Kesenjangan informasi ini dapat memiliki konsekuensi kesehatan yang serius, demikian dilansir dari Associated Press,. Di Kota Makassar, lima dari 13 pria yang dituduh mengambil jenazah Yunus, korban COVID-19 dimasukkan ke dalam fasilitas karantina setelah hasil tes menyatakan mereka  positif terjangkit virus COVID-19. Para pejabat percaya bahwa para lelaki itu mungkin telah tertular virus akibat menangani jenazah Yunus. 

Insiden serupa juga terjadi di beberapa wilayah lain di Indonesia. Pejabat pemerintah daerah di provinsi Jawa Timur menyebut wabah yang terkait dengan pencurian mayat sebagai “klaster jenazah”. Kepala Gugus Tugas Nasional COVID-19 Indonesia, Doni Monardo, mengumumkan bahwa keterlibatan masyarakat dan para pemimpin agama, akan dapat membantu mendukung protokol kesehatan nasional yang digunakan untuk mengerem penyebaran virus . "Kami akan melanjutkan kampanye pencegahan," kata Monardo."Kita tidak bisa bekerja sendirian. Kita membutuhkan dukungan dan disiplin masyarakat." 

Media Zainul  Bahri, dosen Studi Agama-Agama UIN Syarif Hidayatullah Jakarta menyebutkan Syariat Islam mengenal konsep darurat  atau yang dikenal dengan istilah darurat syar'i. Jenazah dimandikan, dikafani, disalatkan lalu dikubur jika situasinya memungkinkan. Namun jika tidak memungkinkan cukup ditayamumi, disalatkan jarak jauh, paparnya. “Menurut Syariat Islam lagi, orang yang meninggal dunia karena wabah penyakit dianggap  mati syahid. Tidak perlu dimandikan, langsung dikubur sesuai protokol kesehatan.”  

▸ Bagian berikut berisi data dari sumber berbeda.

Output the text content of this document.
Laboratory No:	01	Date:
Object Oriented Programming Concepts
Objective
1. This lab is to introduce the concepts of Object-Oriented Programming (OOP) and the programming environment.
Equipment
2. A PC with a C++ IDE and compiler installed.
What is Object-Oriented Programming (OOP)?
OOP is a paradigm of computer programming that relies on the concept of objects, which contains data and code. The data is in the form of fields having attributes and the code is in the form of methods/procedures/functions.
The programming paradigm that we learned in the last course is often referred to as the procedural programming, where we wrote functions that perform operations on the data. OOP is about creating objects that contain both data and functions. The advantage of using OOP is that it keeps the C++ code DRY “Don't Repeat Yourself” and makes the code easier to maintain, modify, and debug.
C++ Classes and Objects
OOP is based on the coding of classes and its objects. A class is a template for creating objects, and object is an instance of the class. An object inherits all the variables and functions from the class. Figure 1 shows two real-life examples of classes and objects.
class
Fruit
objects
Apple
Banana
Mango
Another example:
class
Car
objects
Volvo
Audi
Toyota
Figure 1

Mencermati situasi saat wabah corona saat ini, Media menambahkan: “Jika jenazah yang  dipaksa diambil itu ternyata positif COVID-19 maka yang mengambilnya secara paksa menurut syariat berdosa karena ikut menyebarkan virus. Kecuali hasil tes swab jenazah negatif,” tambahnya. 

Semnetara itu Rifqi Muhammad Fatkhi, yang merupakan kepala program ilmu hadis UIN Syarif Hidayatullah Jakarta mengatakan jika umat Islam tahu bahwa di dalam fikih ada kaidah darʿ al-mafāsid muqaddam ʿalā jalb al-maṣāliḥ (menolak bahaya harus didahulukan daripada mengambil maslahat), maka tidak akan terjadi pengambilan jenazah itu.  

”Secara prinsip, tidak ada yang dilanggar dalam penguburan jenazah COVID-19, karena dimandikan, dikafani, disalati, dan dikubur. Hak utama jenazah sudah terpenuhi. Mungkin ada masalah di menghadap kiblat dan peti. Soal peti bukan soal prinsip. Sedangkan menghadap kiblat bisa dimintakan kepada petugas, agar dihadapkan ke kiblat saat diletakkan di dalam peti. Jadi menurut hemat saya, penguburan jenazah COVID-19 sudah sesuai standar minimal fikih,” pungkasnya.